Тут много причин, и менталитет, видимо, какой-то свой. Вы же сами сказали, что мы постоянно слышим критику из-за того, что ставим переводные пьесы. Это ведь тоже неправильно. Я сейчас увидел на обложке одного журнала цитату: «Кино не имеет национальности». Ерунда какая-то. Имеет, еще как. Я, например, итальянское кино узнаю сразу. И немецкое кино и немецкий театр сразу узнаю.
Наш татарский театр тоже трудно спутать с другим.
Конечно.
А как вы считаете, останется ли в будущем театр одним из очагов национальной культуры, языка, как сейчас, или все-таки неизбежно снижение интереса у людей к театру?
Вряд ли будет падение интереса к театру. Мы уже проходили это много раз, объявляли, что исчезнут кино, телевидение. Этого не получилось. Я думаю, что все зависит от нас самих. У национальных театров – достаточно сложная задача: находясь на территории России, где в основном преобладает российская культура, русский язык, пройти по фарватеру, суметь не отстать, не оказаться в арьергарде, и в тоже время не потерять свою культуру. Перед нами сложная задача: интегрируясь, не потерять особенности.

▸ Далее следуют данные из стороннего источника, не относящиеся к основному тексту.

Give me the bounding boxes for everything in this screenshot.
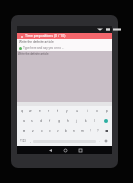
button[interactable]: a <box>20 116 28 126</box>
staticText: h <box>67 119 69 123</box>
staticText: k <box>85 119 87 123</box>
staticText: v <box>57 129 59 133</box>
button[interactable]: i <box>82 106 92 116</box>
button[interactable]: Home <box>61 146 69 154</box>
button[interactable]: x <box>37 126 46 136</box>
button[interactable]: Emoji <box>102 136 110 146</box>
staticText: j <box>76 119 77 123</box>
button[interactable]: v <box>54 126 62 136</box>
button[interactable]: g <box>54 116 63 126</box>
staticText: , <box>30 139 31 143</box>
button[interactable]: Back <box>46 146 54 154</box>
staticText: d <box>40 119 42 123</box>
staticText: m <box>81 129 84 133</box>
staticText: p <box>106 109 108 113</box>
button[interactable]: j <box>72 116 81 126</box>
staticText: f <box>49 119 51 123</box>
button[interactable]: d <box>36 116 45 126</box>
staticText: z <box>32 129 34 133</box>
button[interactable]: t <box>53 106 62 116</box>
staticText: r <box>48 109 50 113</box>
button[interactable]: o <box>92 106 102 116</box>
button[interactable]: ! <box>86 126 94 136</box>
staticText: g <box>58 119 60 123</box>
button[interactable]: r <box>44 106 53 116</box>
staticText: i <box>87 109 88 113</box>
button[interactable]: Backspace <box>102 126 110 136</box>
staticText: y <box>66 109 68 113</box>
button[interactable]: Shift <box>19 126 28 136</box>
staticText: ! <box>90 129 91 133</box>
button[interactable]: q <box>17 106 26 116</box>
staticText: w <box>29 109 32 113</box>
staticText: t <box>57 109 59 113</box>
staticText: u <box>76 109 78 113</box>
staticText: c <box>49 129 51 133</box>
staticText: o <box>96 109 98 113</box>
button[interactable]: w <box>26 106 35 116</box>
button[interactable]: c <box>46 126 54 136</box>
button[interactable]: e <box>35 106 44 116</box>
button[interactable]: ?123 <box>19 136 27 146</box>
button[interactable]: Recent apps <box>76 146 84 154</box>
button[interactable]: , <box>27 136 33 146</box>
staticText: Time prepositions (0 / 10) <box>25 34 66 38</box>
button[interactable]: k <box>81 116 90 126</box>
button[interactable]: ? <box>94 126 102 136</box>
button[interactable]: y <box>62 106 72 116</box>
staticText: l <box>94 119 95 123</box>
button[interactable]: s <box>28 116 36 126</box>
staticText: q <box>21 109 23 113</box>
staticText: n <box>73 129 75 133</box>
button[interactable]: n <box>70 126 78 136</box>
staticText: Type here and say yes or no ... <box>23 46 65 50</box>
button[interactable]: l <box>90 116 99 126</box>
staticText: ?123 <box>20 140 26 143</box>
staticText: s <box>31 119 33 123</box>
button[interactable]: m <box>78 126 86 136</box>
button[interactable]: p <box>102 106 112 116</box>
staticText: ? <box>97 129 99 133</box>
staticText: Write the definite article <box>18 52 49 55</box>
button[interactable]: Close <box>19 34 24 39</box>
staticText: b <box>65 129 67 133</box>
button[interactable]: h <box>63 116 72 126</box>
button[interactable]: u <box>72 106 82 116</box>
button[interactable]: f <box>45 116 54 126</box>
button[interactable]: b <box>62 126 70 136</box>
staticText: Write the definite article <box>19 40 54 44</box>
button[interactable]: z <box>28 126 37 136</box>
staticText: e <box>39 109 41 113</box>
staticText: . <box>99 139 100 143</box>
staticText: x <box>41 129 43 133</box>
button[interactable]: Enter <box>99 116 112 126</box>
staticText: a <box>23 119 25 123</box>
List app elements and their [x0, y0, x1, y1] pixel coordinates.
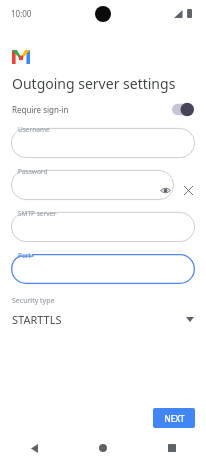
staticText: Security type: [12, 296, 55, 306]
button[interactable]: Recent apps: [137, 435, 206, 461]
staticText: Password: [18, 167, 48, 176]
button[interactable]: Username: [11, 128, 195, 158]
button[interactable]: Password: [11, 170, 174, 200]
button[interactable]: Require sign-in toggle: [172, 103, 194, 116]
button[interactable]: SMTP server: [11, 212, 195, 242]
staticText: NEXT: [164, 413, 185, 424]
staticText: STARTTLS: [12, 312, 62, 327]
button[interactable]: Security type: [0, 296, 206, 327]
staticText: Username: [18, 125, 50, 134]
button[interactable]: Home: [68, 435, 137, 461]
button[interactable]: Back: [0, 435, 68, 461]
button[interactable]: Port: [11, 254, 195, 284]
button[interactable]: Clear password: [180, 182, 196, 198]
button[interactable]: Require sign-in: [0, 98, 206, 120]
staticText: Require sign-in: [12, 104, 69, 115]
button[interactable]: NEXT: [153, 408, 195, 428]
button[interactable]: Show password: [157, 182, 173, 198]
staticText: 10:00: [11, 8, 32, 19]
staticText: Outgoing server settings: [12, 74, 176, 93]
staticText: Port: [18, 251, 31, 260]
staticText: SMTP server: [18, 209, 56, 218]
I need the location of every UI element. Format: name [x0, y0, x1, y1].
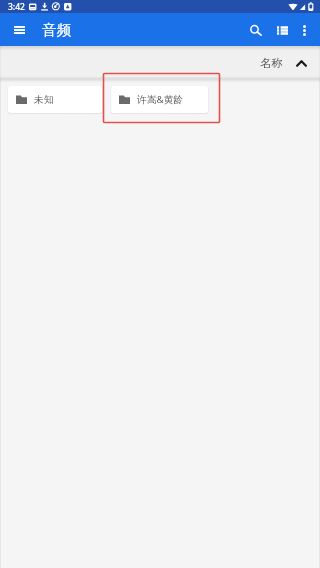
button[interactable]: Switch view [268, 16, 296, 44]
staticText: 未知 [34, 94, 54, 106]
staticText: 3:42 [8, 1, 25, 13]
button[interactable]: Navigation menu [3, 13, 36, 46]
staticText: 名称 [260, 56, 283, 70]
button[interactable]: 未知 [8, 86, 102, 113]
button[interactable]: Search [242, 16, 270, 44]
button[interactable]: More options [290, 16, 318, 44]
button[interactable]: 名称 [252, 51, 320, 75]
staticText: 音频 [42, 21, 71, 39]
button[interactable]: 许嵩&黄龄 [111, 86, 208, 113]
staticText: 许嵩&黄龄 [137, 93, 184, 106]
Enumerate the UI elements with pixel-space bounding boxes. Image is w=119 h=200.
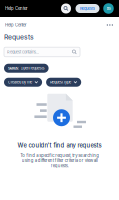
staticText: Request type xyxy=(50,80,71,84)
staticText: Help Center xyxy=(5,22,27,28)
staticText: Requests xyxy=(4,33,34,41)
button[interactable]: Search xyxy=(60,3,72,14)
button[interactable]: Help Center xyxy=(5,21,27,29)
staticText: BS xyxy=(106,6,110,11)
button[interactable]: Status: xyxy=(4,64,49,73)
staticText: Help Center xyxy=(5,6,28,11)
staticText: Open requests xyxy=(21,66,45,70)
button[interactable]: Request type xyxy=(46,78,81,87)
button[interactable]: Help Center xyxy=(0,1,28,16)
button[interactable]: Created by me xyxy=(4,78,42,87)
staticText: Requests xyxy=(80,6,95,11)
staticText: Request contains... xyxy=(7,50,39,54)
staticText: We couldn't find any requests xyxy=(18,142,102,149)
staticText: Status: xyxy=(8,66,19,70)
staticText: To find a specific request, try searchin… xyxy=(20,153,99,168)
button[interactable]: More actions xyxy=(106,22,114,28)
staticText: Created by me xyxy=(8,80,32,84)
button[interactable]: Your profile xyxy=(103,3,114,14)
button[interactable]: Requests xyxy=(76,4,100,13)
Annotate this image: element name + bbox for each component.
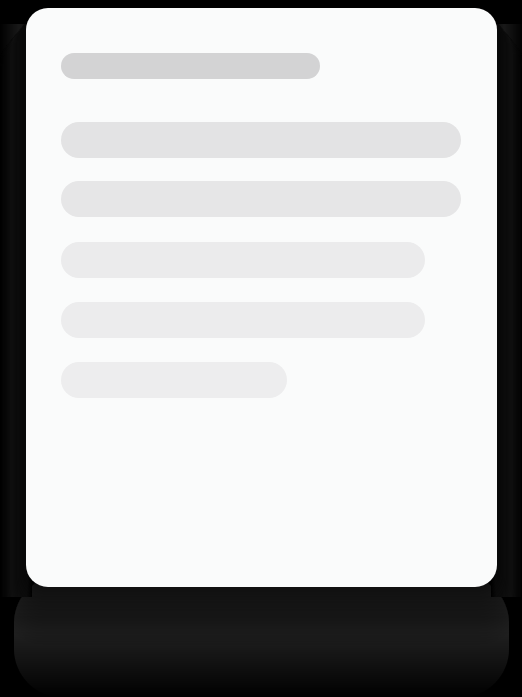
button[interactable]: Loading content	[26, 8, 497, 587]
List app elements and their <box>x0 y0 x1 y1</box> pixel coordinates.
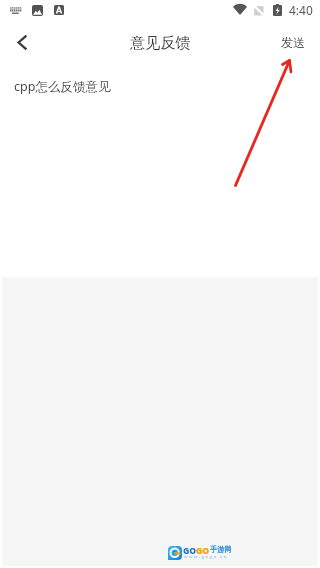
staticText: 手游网 <box>210 545 232 554</box>
button[interactable]: 发送 <box>271 25 320 60</box>
staticText: 意见反馈 <box>130 33 191 52</box>
button[interactable]: cpp怎么反馈意见 <box>0 64 320 277</box>
staticText: GO <box>196 545 210 557</box>
button[interactable]: Back <box>0 20 44 64</box>
staticText: 4:40 <box>289 2 313 18</box>
staticText: GO <box>183 545 197 557</box>
staticText: 发送 <box>281 35 306 50</box>
staticText: cpp怎么反馈意见 <box>14 78 111 95</box>
staticText: www.gogo.cn <box>184 554 229 559</box>
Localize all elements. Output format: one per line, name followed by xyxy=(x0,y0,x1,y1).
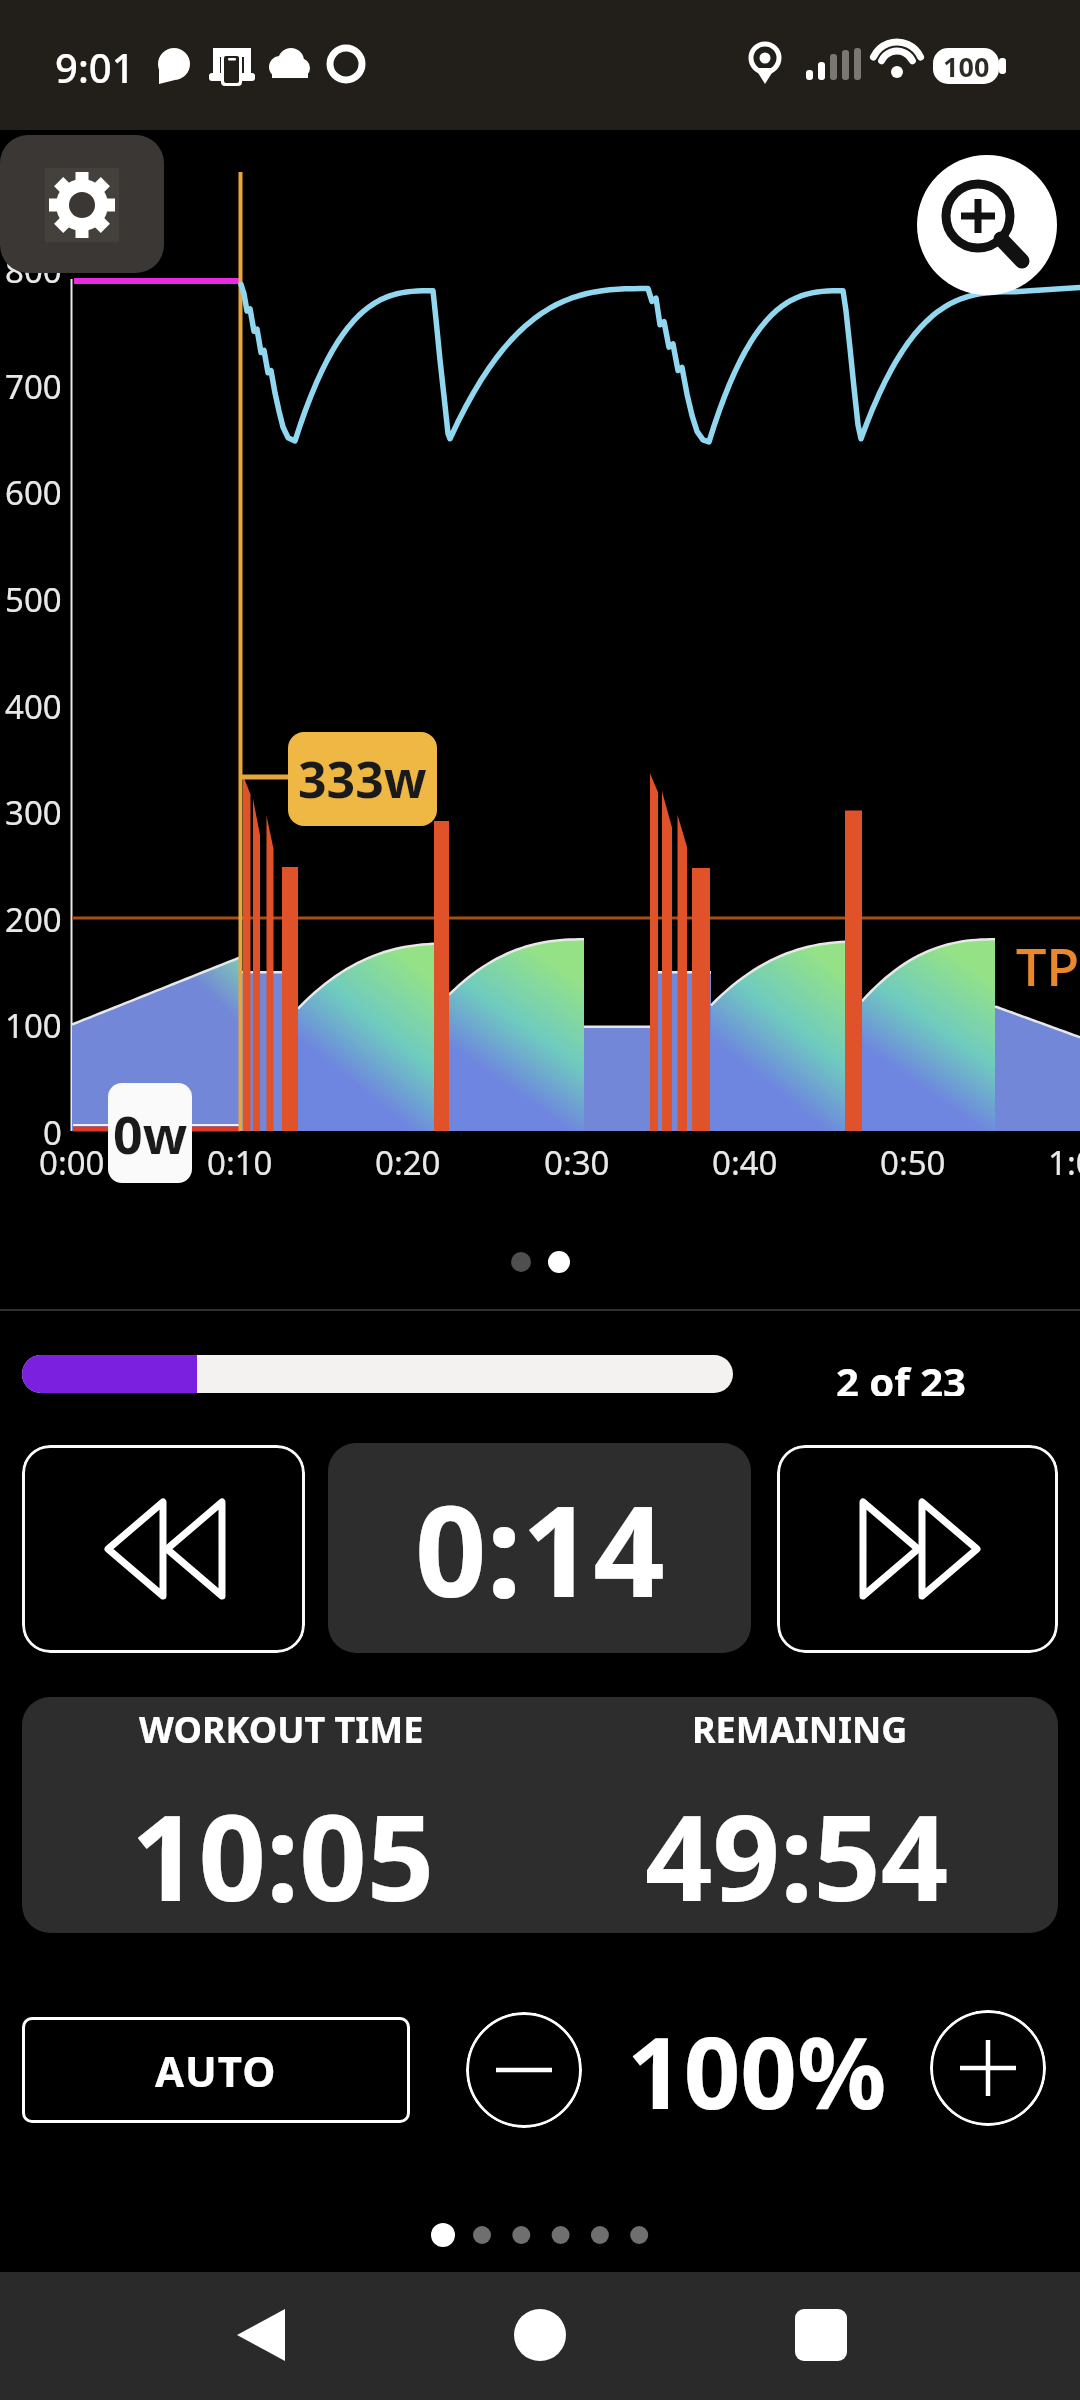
staticText: 0:50 xyxy=(880,1140,946,1180)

У нас в целом есть проблема соответствия времени. Когда мы пытаемся сохранить идентичность и думаем, что это можно сделать через тюбетейку, Сабантуй и чак-чак, то, к сожалению, это невозможно.
Невозможно.
А новое сформулировать очень сложно. Новый образ, новые ориентиры какие-то. Театр ведь тоже перед этим вызовом стоит?
Да.
«Таких, как Шаукат Биктимиров, больше не будет, это точно»
То есть, если вы будете ставить все время спектакли про деревенскую жизнь, а у нас в республике уровень урбанизации один из самых высоких в стране, то как с этим быть? Какие все-таки изменения, вы считаете, нужны в театре в целом?
Все дело в форме. В какой форме будет рассказано, показано. Театр – это же формотворчество, поиски языка, того, каким языком это рассказать. Я, например, не вижу ничего плохого в деревенской истории. Вопрос - как это подано, в какой форме, потому что темы все те же самые, просто подается в других формах. Поиск формы всегда будет очень важной задачей. Как эту историю рассказать сегодня? Ответ на этот вопрос - задача любого художника во все времена.
У нас очень много известных актерских имен. Это несколько поколений, которых все знают. Среди них, например, Шаукат Биктимиров. По сути, многие годы театр в целом ассоциировался, прежде всего, с этими актерами, с этими именами. Как вы считаете – сейчас у нас в потенциале есть актеры такой же величины и будут ли в дальнейшем?
Конечно есть. Мы очень часто с актерами вспоминаем Шауката Биктимирова. Я с ним репетировал. Есть актеры, которые с ним играли. Я думаю, что таких, как Шаукат Биктимиров, больше не будет, это точно.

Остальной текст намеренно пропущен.